D'abord, Aron préférait Marx à Tocqueville et Sartre, Mallarmé à Mao. Aron, homme de compromis, refusa toujours de transiger avec ses opinions, alors que Sartre tenta d'adapter la liberté au communisme, au point, par exemple, d'interdire des représentations de sa propre pièce, Les mains sales, à la suite de violentes critiques dans la presse communiste, qui y voyait une propagande hostile à l'URSS; l'éditorialiste du Figaro fut un partisan de l'Algérie algérienne, tandis que l'anticolonialiste jugeait sévèrement les peuples qui tentaient de s'affranchir du joug soviétique; Aron le «spectateur engagé» fut un des premiers à partir à Londres après la défaite de juin 1940, alors que Sartre, héraut de l'engagement, oublia quelque peu d'être résistant («Pendant l'Occupation, j'étais un écrivain qui résistait, et non un résistant qui écrivait.»); Sartre le pacifiste fit l'apologie de la violence, alors qu'Aron, le polémologue, aimait plus que tout la sentence d'Hérodote, selon qui «nul homme n'est assez fou pour préférer la guerre à la paix», phrase qu'il fit graver sur son épée d'académicien, le 4 novembre 1963; le général de Gaulle avait pour Aron, selon ses propres termes, une «franche antipathie» (bien que ce dernier fût, quelques années, membre du RPF pour se faire pardonner un article hostile), tout en nourrissant une réelle admiration pour son ennemi Sartre, qu'il comparait à Voltaire («On n'emprisonne pas Voltaire!», s'exclama-t-il en 1968); enfin Sartre avait beau se décrire, à la fin des Mots, tel «un homme [...] qui les vaut tous, et que vaut n'importe qui», il n'en jouit pas moins, dès 1945, d'un prestige intellectuel, tandis qu'Aron, le savant considérable et le docteur honoris causa de nombre d'universités, fut longtemps seul, ou presque, de son camp. 

 

Mais la véritable différence, qui justifie qu'Aron, pourtant si pertinent, soit un peu démodé, alors que Sartre - si impertinent - est immortel, c'est que Sartre était écrivain. Aron le savait: «Pas assez littéraire», notait son professeur de lettres sur le bulletin du jeune Aron, l'année où Sartre publiait déjà sa première nouvelle dans La revue sans titre, tout en s'essayant au roman. Le cerveau sans failles d'Aron n'arrivait pas au talon de l'âme fêlée de Sartre. Les écrivains ont droit au dogmatisme, pas les philosophes.

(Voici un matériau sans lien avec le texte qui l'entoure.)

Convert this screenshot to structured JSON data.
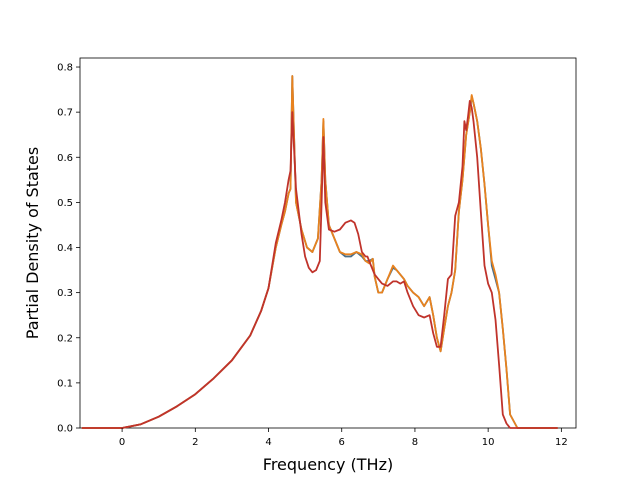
{
  "chart_data": {
    "type": "line",
    "xlabel": "Frequency (THz)",
    "ylabel": "Partial Density of States",
    "xlim": [
      -1.15,
      12.4
    ],
    "ylim": [
      0,
      0.82
    ],
    "xticks": [
      "0",
      "2",
      "4",
      "6",
      "8",
      "10",
      "12"
    ],
    "yticks": [
      "0.0",
      "0.1",
      "0.2",
      "0.3",
      "0.4",
      "0.5",
      "0.6",
      "0.7",
      "0.8"
    ],
    "grid": false,
    "series": [
      {
        "color": "#4a6f8a",
        "x": [
          -1.1,
          0,
          0.5,
          1,
          1.5,
          2,
          2.5,
          3,
          3.5,
          3.8,
          4,
          4.2,
          4.35,
          4.45,
          4.55,
          4.6,
          4.65,
          4.75,
          4.9,
          5.05,
          5.2,
          5.35,
          5.45,
          5.5,
          5.55,
          5.65,
          5.8,
          5.95,
          6.1,
          6.25,
          6.4,
          6.55,
          6.65,
          6.75,
          6.85,
          6.9,
          7,
          7.1,
          7.25,
          7.4,
          7.5,
          7.6,
          7.7,
          7.8,
          7.95,
          8.1,
          8.25,
          8.4,
          8.5,
          8.6,
          8.7,
          8.8,
          8.9,
          9,
          9.1,
          9.2,
          9.3,
          9.4,
          9.5,
          9.55,
          9.6,
          9.7,
          9.8,
          9.9,
          10,
          10.1,
          10.2,
          10.3,
          10.4,
          10.5,
          10.6,
          10.8,
          11.9
        ],
        "y": [
          0,
          0,
          0.008,
          0.025,
          0.048,
          0.075,
          0.11,
          0.15,
          0.205,
          0.26,
          0.31,
          0.4,
          0.45,
          0.48,
          0.52,
          0.53,
          0.78,
          0.5,
          0.44,
          0.4,
          0.39,
          0.42,
          0.55,
          0.68,
          0.55,
          0.45,
          0.42,
          0.39,
          0.38,
          0.38,
          0.39,
          0.38,
          0.37,
          0.37,
          0.375,
          0.335,
          0.3,
          0.3,
          0.33,
          0.355,
          0.35,
          0.34,
          0.33,
          0.315,
          0.3,
          0.29,
          0.27,
          0.29,
          0.25,
          0.2,
          0.17,
          0.22,
          0.27,
          0.3,
          0.35,
          0.48,
          0.55,
          0.65,
          0.7,
          0.735,
          0.72,
          0.68,
          0.62,
          0.54,
          0.45,
          0.36,
          0.33,
          0.3,
          0.22,
          0.13,
          0.03,
          0,
          0
        ]
      },
      {
        "color": "#e8821e",
        "x": [
          -1.1,
          0,
          0.5,
          1,
          1.5,
          2,
          2.5,
          3,
          3.5,
          3.8,
          4,
          4.2,
          4.35,
          4.45,
          4.55,
          4.6,
          4.65,
          4.75,
          4.9,
          5.05,
          5.2,
          5.35,
          5.45,
          5.5,
          5.55,
          5.65,
          5.8,
          5.95,
          6.1,
          6.25,
          6.4,
          6.55,
          6.65,
          6.75,
          6.85,
          6.9,
          7,
          7.1,
          7.25,
          7.4,
          7.5,
          7.6,
          7.7,
          7.8,
          7.95,
          8.1,
          8.25,
          8.4,
          8.5,
          8.6,
          8.7,
          8.8,
          8.9,
          9,
          9.1,
          9.2,
          9.3,
          9.4,
          9.5,
          9.55,
          9.6,
          9.7,
          9.8,
          9.9,
          10,
          10.1,
          10.2,
          10.3,
          10.4,
          10.5,
          10.6,
          10.8,
          11.9
        ],
        "y": [
          0,
          0,
          0.008,
          0.025,
          0.048,
          0.075,
          0.11,
          0.15,
          0.205,
          0.26,
          0.31,
          0.4,
          0.45,
          0.48,
          0.52,
          0.53,
          0.78,
          0.5,
          0.44,
          0.4,
          0.39,
          0.42,
          0.55,
          0.685,
          0.55,
          0.45,
          0.42,
          0.39,
          0.385,
          0.385,
          0.39,
          0.385,
          0.37,
          0.365,
          0.375,
          0.335,
          0.3,
          0.3,
          0.33,
          0.36,
          0.35,
          0.34,
          0.33,
          0.315,
          0.3,
          0.29,
          0.27,
          0.29,
          0.25,
          0.2,
          0.17,
          0.22,
          0.27,
          0.3,
          0.35,
          0.48,
          0.55,
          0.65,
          0.7,
          0.738,
          0.72,
          0.68,
          0.62,
          0.54,
          0.45,
          0.37,
          0.34,
          0.3,
          0.22,
          0.13,
          0.03,
          0,
          0
        ]
      },
      {
        "color": "#c0332b",
        "x": [
          -1.1,
          0,
          0.5,
          1,
          1.5,
          2,
          2.5,
          3,
          3.5,
          3.8,
          4,
          4.2,
          4.35,
          4.45,
          4.55,
          4.6,
          4.65,
          4.75,
          4.9,
          5,
          5.1,
          5.2,
          5.3,
          5.4,
          5.45,
          5.5,
          5.55,
          5.65,
          5.8,
          5.95,
          6.1,
          6.25,
          6.35,
          6.45,
          6.55,
          6.65,
          6.7,
          6.8,
          6.9,
          7,
          7.1,
          7.25,
          7.4,
          7.5,
          7.6,
          7.7,
          7.8,
          7.95,
          8.1,
          8.25,
          8.4,
          8.5,
          8.6,
          8.7,
          8.8,
          8.9,
          9,
          9.1,
          9.2,
          9.3,
          9.35,
          9.4,
          9.45,
          9.5,
          9.55,
          9.6,
          9.7,
          9.8,
          9.9,
          10,
          10.1,
          10.2,
          10.3,
          10.4,
          10.5,
          10.6,
          10.8,
          11.9
        ],
        "y": [
          0,
          0,
          0.008,
          0.025,
          0.048,
          0.075,
          0.11,
          0.15,
          0.205,
          0.26,
          0.31,
          0.41,
          0.46,
          0.5,
          0.55,
          0.57,
          0.7,
          0.53,
          0.43,
          0.38,
          0.355,
          0.345,
          0.35,
          0.37,
          0.5,
          0.645,
          0.5,
          0.44,
          0.435,
          0.44,
          0.455,
          0.46,
          0.455,
          0.43,
          0.39,
          0.38,
          0.38,
          0.36,
          0.34,
          0.33,
          0.32,
          0.315,
          0.325,
          0.325,
          0.32,
          0.325,
          0.3,
          0.27,
          0.25,
          0.245,
          0.25,
          0.21,
          0.18,
          0.18,
          0.25,
          0.33,
          0.34,
          0.47,
          0.5,
          0.58,
          0.68,
          0.66,
          0.69,
          0.725,
          0.71,
          0.68,
          0.6,
          0.48,
          0.36,
          0.32,
          0.3,
          0.24,
          0.14,
          0.03,
          0.01,
          0,
          0,
          0
        ]
      }
    ]
  }
}
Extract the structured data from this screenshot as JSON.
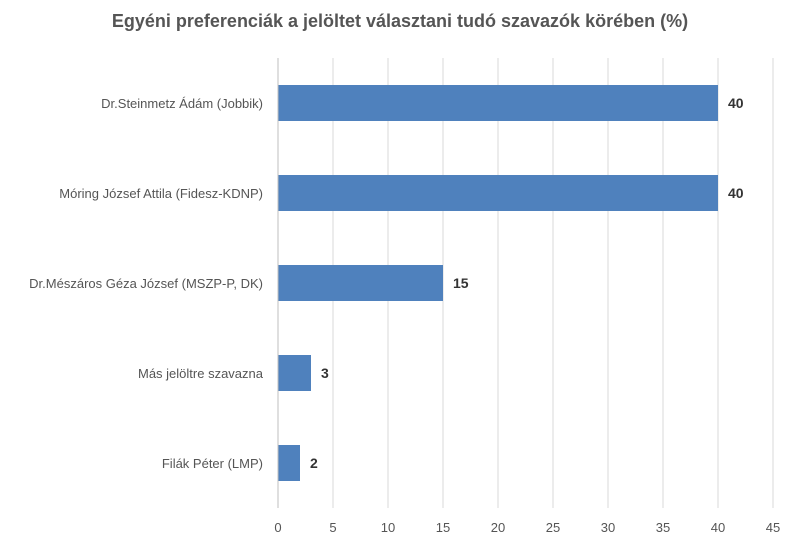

Et c'est finalement en artiste - non en imprécateur - que l'existentialiste persista à demander aux choses de se conformer aux mots... «Pourquoi as-tu si peur de déconner?» La réponse d'Aron s'est fait attendre: quand Bernard-Henri Lévy lui pose, en 1976, la question de savoir qui, de lui ou de Sartre, aura davantage marqué l'histoire de son temps, le vieux sage s'efface, sans hésiter, devant son petit camarade: «J'ai été paralysé par la peur de me tromper. Je redoute l'imagination, aussi bien en philosophie qu'en politique. En quoi, d'ailleurs, je suis plutôt un analyste ou un critique. Et les analystes ou les critiques sont des gens qui peuvent avoir une influence de leur vivant, mais dont l'?uvre, parce qu'elle est terriblement liée à une situation donnée, disparaît plus vite que celle de ceux qui ont eu l'audace de l'imagination.» A l'un l'élégance, à l'autre le génie.